O coronavírus está causando, um grande impacto nos setores produtivos, desemprego e recordes negativos na bolsa de valores devido a fuga de investimentos, principalmente nos países emergentes, em busca de segurança. Segundo a Unctad, o Covid-19 pode custar um trilhão de dólares para a economia global e desacelerar em 2% seu crescimento. Outra questão muito preocupante é que a falência de micro e médias empresas gerará um espaço no mercado que será ocupado pelas grandes empresas, por consequência, a disparidade da concentração de renda aumentará incidindo em uma maior desigualdade social.

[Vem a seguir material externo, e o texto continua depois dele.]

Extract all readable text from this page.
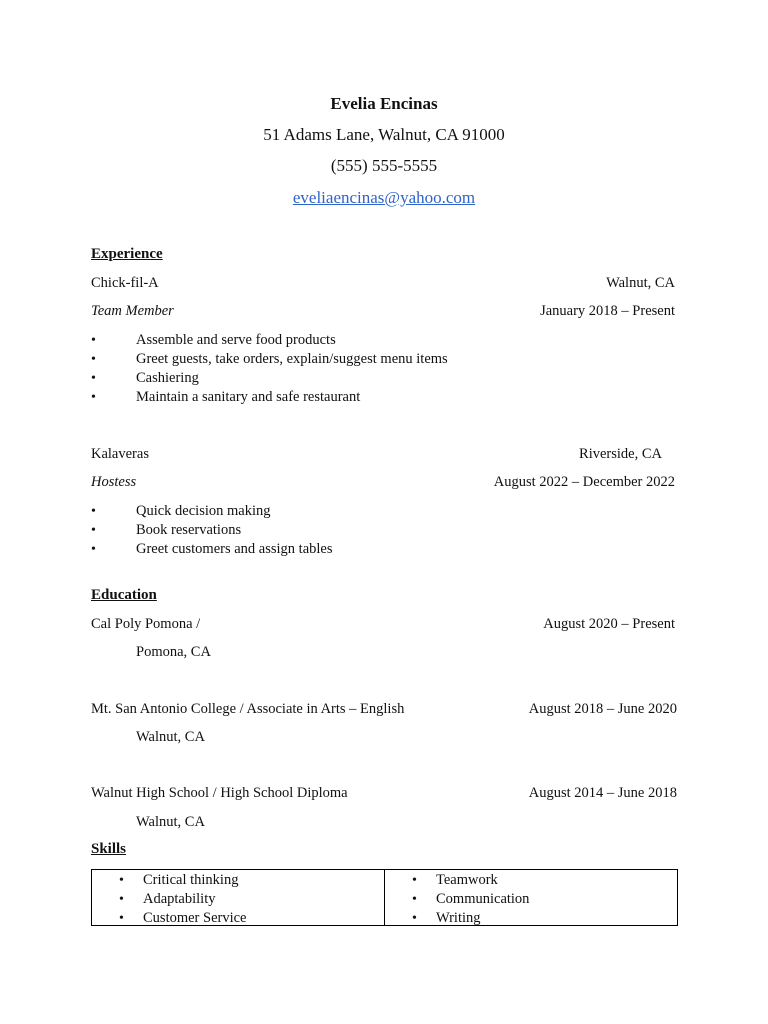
Evelia Encinas
51 Adams Lane, Walnut, CA 91000
(555) 555-5555
eveliaencinas@yahoo.com
Experience
Chick-fil-A	Walnut, CA
Team Member	January 2018 – Present
• Assemble and serve food products
• Greet guests, take orders, explain/suggest menu items
• Cashiering
• Maintain a sanitary and safe restaurant
Kalaveras	Riverside, CA
Hostess	August 2022 – December 2022
• Quick decision making
• Book reservations
• Greet customers and assign tables
Education
Cal Poly Pomona /	August 2020 – Present
Pomona, CA
Mt. San Antonio College / Associate in Arts – English	August 2018 – June 2020
Walnut, CA
Walnut High School / High School Diploma	August 2014 – June 2018
Walnut, CA
Skills
• Critical thinking
• Adaptability
• Customer Service
• Teamwork
• Communication
• Writing
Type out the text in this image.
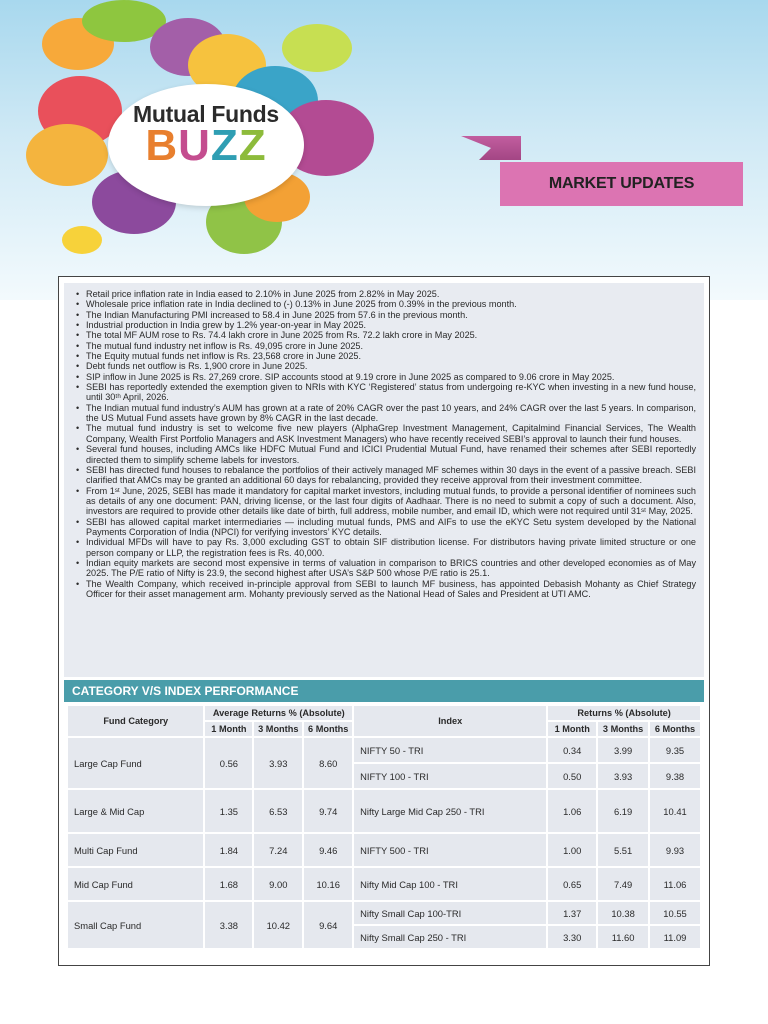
Mutual Funds
BUZZ
MARKET UPDATES
• Retail price inflation rate in India eased to 2.10% in June 2025 from 2.82% in May 2025.
• Wholesale price inflation rate in India declined to (-) 0.13% in June 2025 from 0.39% in the previous month.
• The Indian Manufacturing PMI increased to 58.4 in June 2025 from 57.6 in the previous month.
• Industrial production in India grew by 1.2% year-on-year in May 2025.
• The total MF AUM rose to Rs. 74.4 lakh crore in June 2025 from Rs. 72.2 lakh crore in May 2025.
• The mutual fund industry net inflow is Rs. 49,095 crore in June 2025.
• The Equity mutual funds net inflow is Rs. 23,568 crore in June 2025.
• Debt funds net outflow is Rs. 1,900 crore in June 2025.
• SIP inflow in June 2025 is Rs. 27,269 crore. SIP accounts stood at 9.19 crore in June 2025 as compared to 9.06 crore in May 2025.
• SEBI has reportedly extended the exemption given to NRIs with KYC ‘Registered’ status from undergoing re-KYC when investing in a new fund house, until 30ᵗʰ April, 2026.
• The Indian mutual fund industry’s AUM has grown at a rate of 20% CAGR over the past 10 years, and 24% CAGR over the last 5 years. In comparison, the US Mutual Fund assets have grown by 8% CAGR in the last decade.
• The mutual fund industry is set to welcome five new players (AlphaGrep Investment Management, Capitalmind Financial Services, The Wealth Company, Wealth First Portfolio Managers and ASK Investment Managers) who have recently received SEBI’s approval to launch their fund houses.
• Several fund houses, including AMCs like HDFC Mutual Fund and ICICI Prudential Mutual Fund, have renamed their schemes after SEBI reportedly directed them to simplify scheme labels for investors.
• SEBI has directed fund houses to rebalance the portfolios of their actively managed MF schemes within 30 days in the event of a passive breach. SEBI clarified that AMCs may be granted an additional 60 days for rebalancing, provided they receive approval from their investment committee.
• From 1ˢᵗ June, 2025, SEBI has made it mandatory for capital market investors, including mutual funds, to provide a personal identifier of nominees such as details of any one document: PAN, driving license, or the last four digits of Aadhaar. There is no need to submit a copy of such a document. Also, investors are required to provide other details like date of birth, full address, mobile number, and email ID, which were not required until 31ˢᵗ May, 2025.
• SEBI has allowed capital market intermediaries — including mutual funds, PMS and AIFs to use the eKYC Setu system developed by the National Payments Corporation of India (NPCI) for verifying investors’ KYC details.
• Individual MFDs will have to pay Rs. 3,000 excluding GST to obtain SIF distribution license. For distributors having private limited structure or one person company or LLP, the registration fees is Rs. 40,000.
• Indian equity markets are second most expensive in terms of valuation in comparison to BRICS countries and other developed economies as of May 2025. The P/E ratio of Nifty is 23.9, the second highest after USA’s S&P 500 whose P/E ratio is 25.1.
• The Wealth Company, which received in-principle approval from SEBI to launch MF business, has appointed Debasish Mohanty as Chief Strategy Officer for their asset management arm. Mohanty previously served as the National Head of Sales and President at UTI AMC.
CATEGORY V/S INDEX PERFORMANCE
Fund Category	Average Returns % (Absolute)			Index	Returns % (Absolute)		
	1 Month	3 Months	6 Months		1 Month	3 Months	6 Months
Large Cap Fund	0.56	3.93	8.60	NIFTY 50 - TRI	0.34	3.99	9.35
				NIFTY 100 - TRI	0.50	3.93	9.38
Large & Mid Cap	1.35	6.53	9.74	Nifty Large Mid Cap 250 - TRI	1.06	6.19	10.41
Multi Cap Fund	1.84	7.24	9.46	NIFTY 500 - TRI	1.00	5.51	9.93
Mid Cap Fund	1.68	9.00	10.16	Nifty Mid Cap 100 - TRI	0.65	7.49	11.06
Small Cap Fund	3.38	10.42	9.64	Nifty Small Cap 100-TRI	1.37	10.38	10.55
				Nifty Small Cap 250 - TRI	3.30	11.60	11.09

O isolamento é uma forma de evitar a superlotação de hospitais e diminuir a velocidade da contaminação e salvar milhões de vidas, porém, isso afeta diretamente os cidadãos, principalmente, trabalhadores informais. Para amenizar a situação no caso do Brasil, o governo providenciou um auxílio de 600 reais mensais por três meses, mas se a situação de isolamento persistir, o governo será incapaz de manter este auxílio sem a impressão de papel moeda pelo Banco Central, o que gerará inflação que aliada ao aumento do desemprego tornará os impactos socioeconômicos muito mais profundos.
A redução do isolamento social e reabertura econômica devem ocorrer de acordo com a situação de cada país, evitando um novo pico no número de casos. A esfera federal de cada país deve determinar a obrigatoriedade da utilização de equipamentos de proteção individual, enquanto a estadual flexibilizar as atuais medidas restritivas perante dados da regressão da pandemia em seus respectivos estados, visando o equilíbrio entre o controle da doença e a diminuição do dano social e econômico.